In recent years the popularity of yoga has exploded in the United States. Today most gyms offer yoga classes, some Christian communities offer, “Christian based” yoga and yoga apparel and literature fills the shelves of many stores. As the popularity of yoga rises many people have inquired into if a Catholic should participate in yoga.
To answer this question we must first understand what yoga is. Putting aside the heterogonous foundations of yoga, it can be generally understood as “a reference to the state of body–mind–spirit harmony sought through various disciplines.” Simply put yoga seeks after two common goals, the harmonization of one’s mind and body and entering of a state of unity.
Many faithful Catholics are suspicious of yoga because of the Catechism’s warning against superstition. The Catechism warns that “to attribute the efficacy of prayers or of sacramental signs to their mere external performance, apart from the interior dispositions that they demand, is to fall into superstition.”  In other words any attempt to reduce prayer to simply an outward posture is to fall into superstition.
Certainly yoga could become a superstition if one practiced yoga as a spiritual pathway, if they practiced yoga as a means of searching after the harmonizing of their body and soul and entering into a state of unity by performing certain postures. If one truly subscribed to yoga as a spirituality one would certainly fall into superstition, yet that does not mean someone who uses yoga as a form of exercise or a means of physical leisure falls into superstition.
While yoga can be used as a form of exercise or human leisure, it should in no way be used as a spiritual path. When yoga is used as a spiritual path it falls into three different heresies. Firstly it falls into Monism, which hold that the enlightened person becomes one with the divine. yoga, as a spiritual path, aims at uniting the human person to the divine, making the human person God, it attempts to accept the temptation of the devil who said “when you eat of it your eyes will be opened and you will be like gods, who know* good and evil.” Secondly yoga, as a spiritual path, falls into the heresy of Gnosticism, the belief that freeing the body from the soul attains salvation. While Christians are called to detach themselves from anything that does not unite them to God, this detachment is different from the detachment of yoga. In the Christian understanding of detachment one removes those things that impede his relationship with God while in yoga anything that detracts from the self must be removed. In other words Christianity profess detachment for a closer relationship with God who dwells within the Christian in virtue of his baptism, while yoga stresses a detachment from anything that is not the self and entrance into a void.
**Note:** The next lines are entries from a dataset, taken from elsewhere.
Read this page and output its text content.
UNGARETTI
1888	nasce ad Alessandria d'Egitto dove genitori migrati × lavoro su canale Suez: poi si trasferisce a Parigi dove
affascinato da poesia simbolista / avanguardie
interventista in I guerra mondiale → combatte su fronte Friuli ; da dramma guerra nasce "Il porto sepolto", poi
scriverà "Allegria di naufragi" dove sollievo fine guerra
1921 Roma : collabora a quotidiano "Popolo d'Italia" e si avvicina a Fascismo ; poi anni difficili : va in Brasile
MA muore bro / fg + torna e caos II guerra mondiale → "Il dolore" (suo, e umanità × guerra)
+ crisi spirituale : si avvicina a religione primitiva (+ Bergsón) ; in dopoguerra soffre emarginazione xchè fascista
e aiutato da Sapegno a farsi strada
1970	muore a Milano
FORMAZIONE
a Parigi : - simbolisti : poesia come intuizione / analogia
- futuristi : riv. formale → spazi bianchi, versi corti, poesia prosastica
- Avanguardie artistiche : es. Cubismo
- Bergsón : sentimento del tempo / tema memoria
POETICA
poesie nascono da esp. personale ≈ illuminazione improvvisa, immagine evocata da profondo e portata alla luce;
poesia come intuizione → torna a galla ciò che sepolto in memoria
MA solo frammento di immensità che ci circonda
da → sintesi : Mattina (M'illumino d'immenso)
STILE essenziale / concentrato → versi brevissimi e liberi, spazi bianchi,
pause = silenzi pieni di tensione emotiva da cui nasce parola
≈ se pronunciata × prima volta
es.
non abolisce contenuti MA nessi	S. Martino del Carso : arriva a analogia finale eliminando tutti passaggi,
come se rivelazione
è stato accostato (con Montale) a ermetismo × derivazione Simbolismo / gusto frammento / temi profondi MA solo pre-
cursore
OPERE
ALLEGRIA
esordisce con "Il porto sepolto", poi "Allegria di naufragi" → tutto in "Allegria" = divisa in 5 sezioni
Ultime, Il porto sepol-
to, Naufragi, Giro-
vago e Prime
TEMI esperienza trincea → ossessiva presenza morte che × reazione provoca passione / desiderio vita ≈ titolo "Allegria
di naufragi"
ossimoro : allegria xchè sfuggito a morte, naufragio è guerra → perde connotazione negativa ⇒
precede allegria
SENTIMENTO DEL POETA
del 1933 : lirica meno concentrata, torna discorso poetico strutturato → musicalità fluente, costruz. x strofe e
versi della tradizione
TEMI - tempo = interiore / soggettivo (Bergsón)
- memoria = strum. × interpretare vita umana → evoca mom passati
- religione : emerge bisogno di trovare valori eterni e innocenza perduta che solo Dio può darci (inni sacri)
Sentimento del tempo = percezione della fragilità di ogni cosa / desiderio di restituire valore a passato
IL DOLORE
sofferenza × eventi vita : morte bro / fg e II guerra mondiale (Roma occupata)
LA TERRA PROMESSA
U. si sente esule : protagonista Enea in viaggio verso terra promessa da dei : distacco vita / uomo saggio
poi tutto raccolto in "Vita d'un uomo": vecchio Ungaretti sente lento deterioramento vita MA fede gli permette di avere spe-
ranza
Thirdly yoga falls into the heresy superstition. Implicit in yoga is the claim that one can be “productive” in “prayer” if only they do the right forms, “success in prayer.” For those who practice yoga as a spirituality prayer is rooted in what a person does, while the Christian understands prayer to be an unmerited gift. While effort is required in Christian prayer, the technique is not what guarantees a productive result, rather “prayer is both a gift of grace and a determined response on our part.”
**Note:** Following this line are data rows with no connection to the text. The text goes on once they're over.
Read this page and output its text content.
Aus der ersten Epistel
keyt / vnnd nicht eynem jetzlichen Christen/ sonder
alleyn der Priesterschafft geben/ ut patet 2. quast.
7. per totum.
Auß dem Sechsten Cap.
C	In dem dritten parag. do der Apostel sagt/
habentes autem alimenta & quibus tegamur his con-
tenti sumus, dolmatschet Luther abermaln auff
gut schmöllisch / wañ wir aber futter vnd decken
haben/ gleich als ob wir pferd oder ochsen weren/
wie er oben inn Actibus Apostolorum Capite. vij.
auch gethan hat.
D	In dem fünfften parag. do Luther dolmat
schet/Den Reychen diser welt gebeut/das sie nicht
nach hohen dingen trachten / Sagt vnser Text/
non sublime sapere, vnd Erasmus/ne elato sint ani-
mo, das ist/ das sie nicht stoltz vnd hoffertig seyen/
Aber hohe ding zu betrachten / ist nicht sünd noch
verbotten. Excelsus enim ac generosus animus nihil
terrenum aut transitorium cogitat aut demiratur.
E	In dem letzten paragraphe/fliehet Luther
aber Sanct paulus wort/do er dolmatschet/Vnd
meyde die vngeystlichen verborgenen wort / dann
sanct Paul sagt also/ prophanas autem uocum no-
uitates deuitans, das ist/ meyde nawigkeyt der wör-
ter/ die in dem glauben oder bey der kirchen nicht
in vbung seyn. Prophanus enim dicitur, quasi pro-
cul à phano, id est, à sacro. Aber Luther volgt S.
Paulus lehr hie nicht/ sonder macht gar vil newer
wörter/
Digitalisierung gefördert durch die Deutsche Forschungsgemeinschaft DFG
The postures of yoga themselves are neither good nor bad. Simply maneuvering one’s body into certain poses does not force one to engage in a spiritual activity. Think of the many people who attend Mass on Sunday. During the Eucharistic Prayer everyone in the church kneels. While many of those present kneel as a sign of devotion and are actively engaged in the Holy Sacrifice of the Mass some simply kneel to follow along with the crowd and their mind is completely somewhere else. While body posture can certainly assist one to pray, the posture by itself does not a have a spiritual effect.
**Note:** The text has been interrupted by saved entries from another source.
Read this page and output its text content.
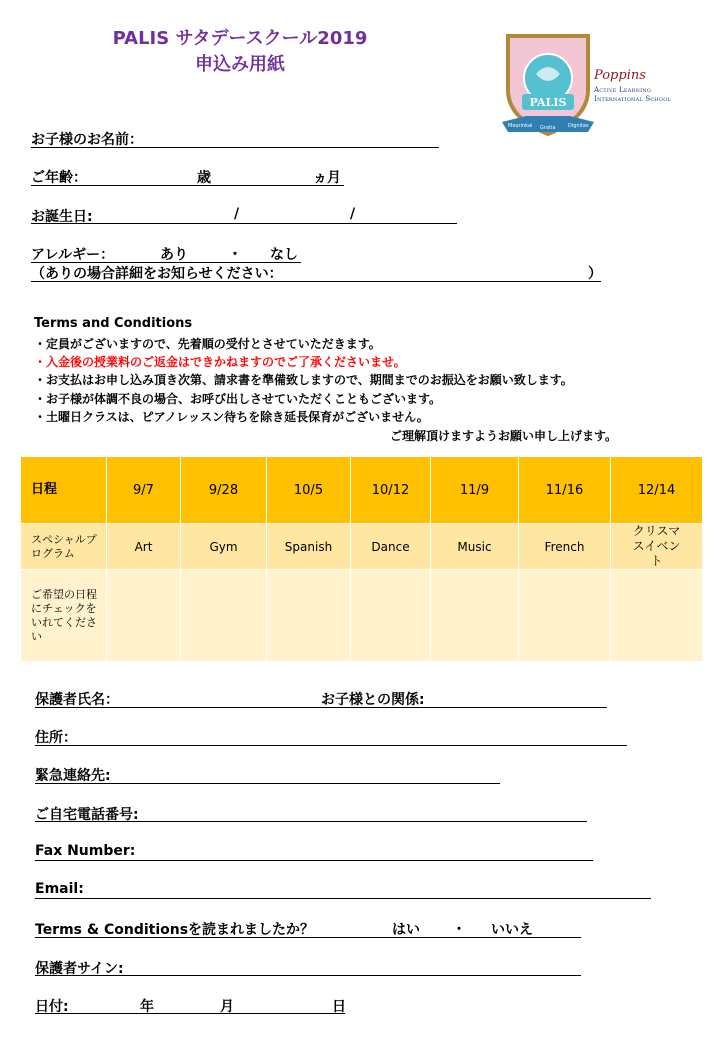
PALIS サタデースクール2019
申込み用紙
PALIS
Mourinkai Gratia	Dignitas
Poppins
Active Learning
International School
お子様のお名前：
ご年齢：	歳	ヵ月
お誕生日:	/	/
アレルギー：	あり	・ なし
（ありの場合詳細をお知らせください：	）
Terms and Conditions
・定員がございますので、先着順の受付とさせていただきます。
・入金後の授業料のご返金はできかねますのでご了承くださいませ。
・お支払はお申し込み頂き次第、請求書を準備致しますので、期間までのお振込をお願い致します。
・お子様が体調不良の場合、お呼び出しさせていただくこともございます。
・土曜日クラスは、ピアノレッスン待ちを除き延長保育がございません。
ご理解頂けますようお願い申し上げます。
日程	9/7	9/28	10/5	10/12	11/9	11/16	12/14
スペシャルプログラム	Art	Gym	Spanish	Dance	Music	French	クリスマスイベント
ご希望の日程にチェックをいれてください							
保護者氏名：	お子様との関係:
住所：
緊急連絡先:
ご自宅電話番号:
Fax Number:
Email:
Terms & Conditionsを読まれましたか？	はい ・ いいえ
保護者サイン:
日付:	年	月	日
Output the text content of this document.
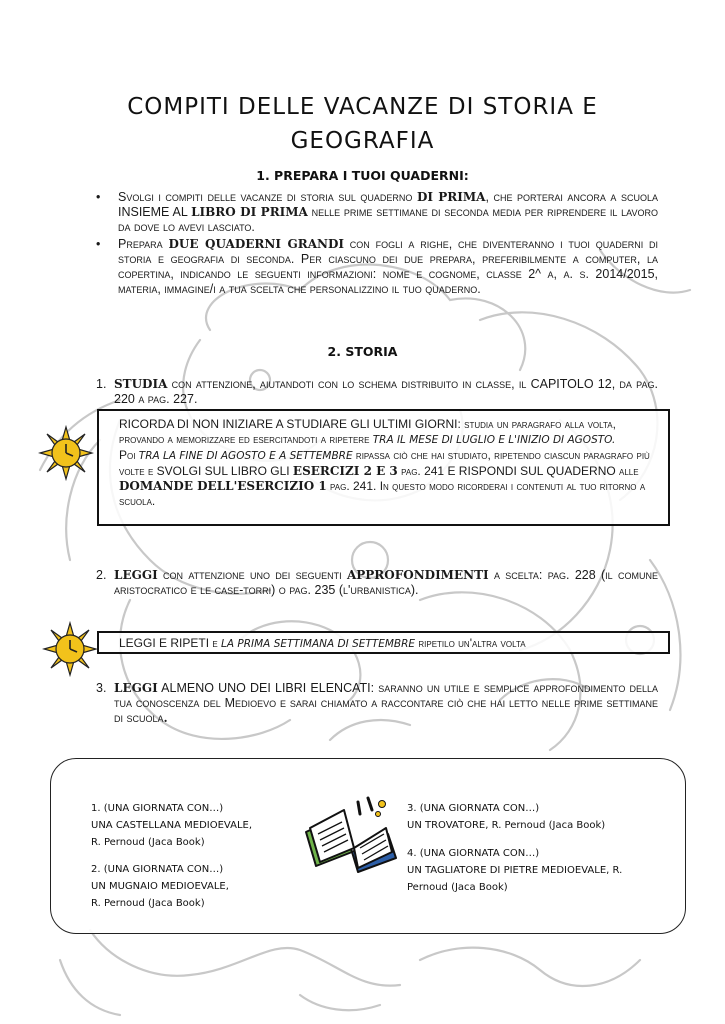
COMPITI DELLE VACANZE DI STORIA E
GEOGRAFIA
1. PREPARA I TUOI QUADERNI:
• Svolgi i compiti delle vacanze di storia sul quaderno DI PRIMA, che porterai ancora a scuola INSIEME AL LIBRO DI PRIMA nelle prime settimane di seconda media per riprendere il lavoro da dove lo avevi lasciato.
• Prepara DUE QUADERNI GRANDI con fogli a righe, che diventeranno i tuoi quaderni di storia e geografia di seconda. Per ciascuno dei due prepara, preferibilmente a computer, la copertina, indicando le seguenti informazioni: nome e cognome, classe 2^ a, a. s. 2014/2015, materia, immagine/i a tua scelta che personalizzino il tuo quaderno.
2. STORIA
1. STUDIA con attenzione, aiutandoti con lo schema distribuito in classe, il CAPITOLO 12, da pag. 220 a pag. 227.
RICORDA DI NON INIZIARE A STUDIARE GLI ULTIMI GIORNI: studia un paragrafo alla volta, provando a memorizzare ed esercitandoti a ripetere TRA IL MESE DI LUGLIO E L'INIZIO DI AGOSTO.
Poi TRA LA FINE DI AGOSTO E A SETTEMBRE ripassa ciò che hai studiato, ripetendo ciascun paragrafo più volte e SVOLGI SUL LIBRO GLI ESERCIZI 2 E 3 pag. 241 E RISPONDI SUL QUADERNO alle DOMANDE DELL'ESERCIZIO 1 pag. 241. In questo modo ricorderai i contenuti al tuo ritorno a scuola.
2. LEGGI con attenzione uno dei seguenti APPROFONDIMENTI a scelta: pag. 228 (il comune aristocratico e le case-torri) o pag. 235 (l'urbanistica).
LEGGI E RIPETI e LA PRIMA SETTIMANA DI SETTEMBRE ripetilo un'altra volta
3. LEGGI ALMENO UNO DEI LIBRI ELENCATI: saranno un utile e semplice approfondimento della tua conoscenza del Medioevo e sarai chiamato a raccontare ciò che hai letto nelle prime settimane di scuola.
1. (UNA GIORNATA CON…)
UNA CASTELLANA MEDIOEVALE,
R. Pernoud (Jaca Book)
2. (UNA GIORNATA CON…)
UN MUGNAIO MEDIOEVALE,
R. Pernoud (Jaca Book)
3. (UNA GIORNATA CON…)
UN TROVATORE, R. Pernoud (Jaca Book)
4. (UNA GIORNATA CON…)
UN TAGLIATORE DI PIETRE MEDIOEVALE, R.
Pernoud (Jaca Book)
Anyone who attempts to use yoga as a spirituality is certainly living in violation of their Catholic faith. As a spiritual path Yoga is simply incompatible with Christian spirituality. If one uses Yoga as a means of exercise or for a source of physical leisure there certainly would be no conflict with their Catholic faith provided they are able to separate the postures of yoga from the spiritual end of yoga. Yoga can certainly be a dangerous trap so one should always be sure the separation between the spiritual and the physical body positions exists and stop immediately if they feel that divide can no longer be kept.
 Kripalu Center for yoga & health, “What is Yoga” at , http://www.kripalu.org/about_us/479/ (6 August 2014).
 Catechism of the Catholic Church, 2nd ed. (Washington, DC: United States Catholic Conference, 2000), 2111.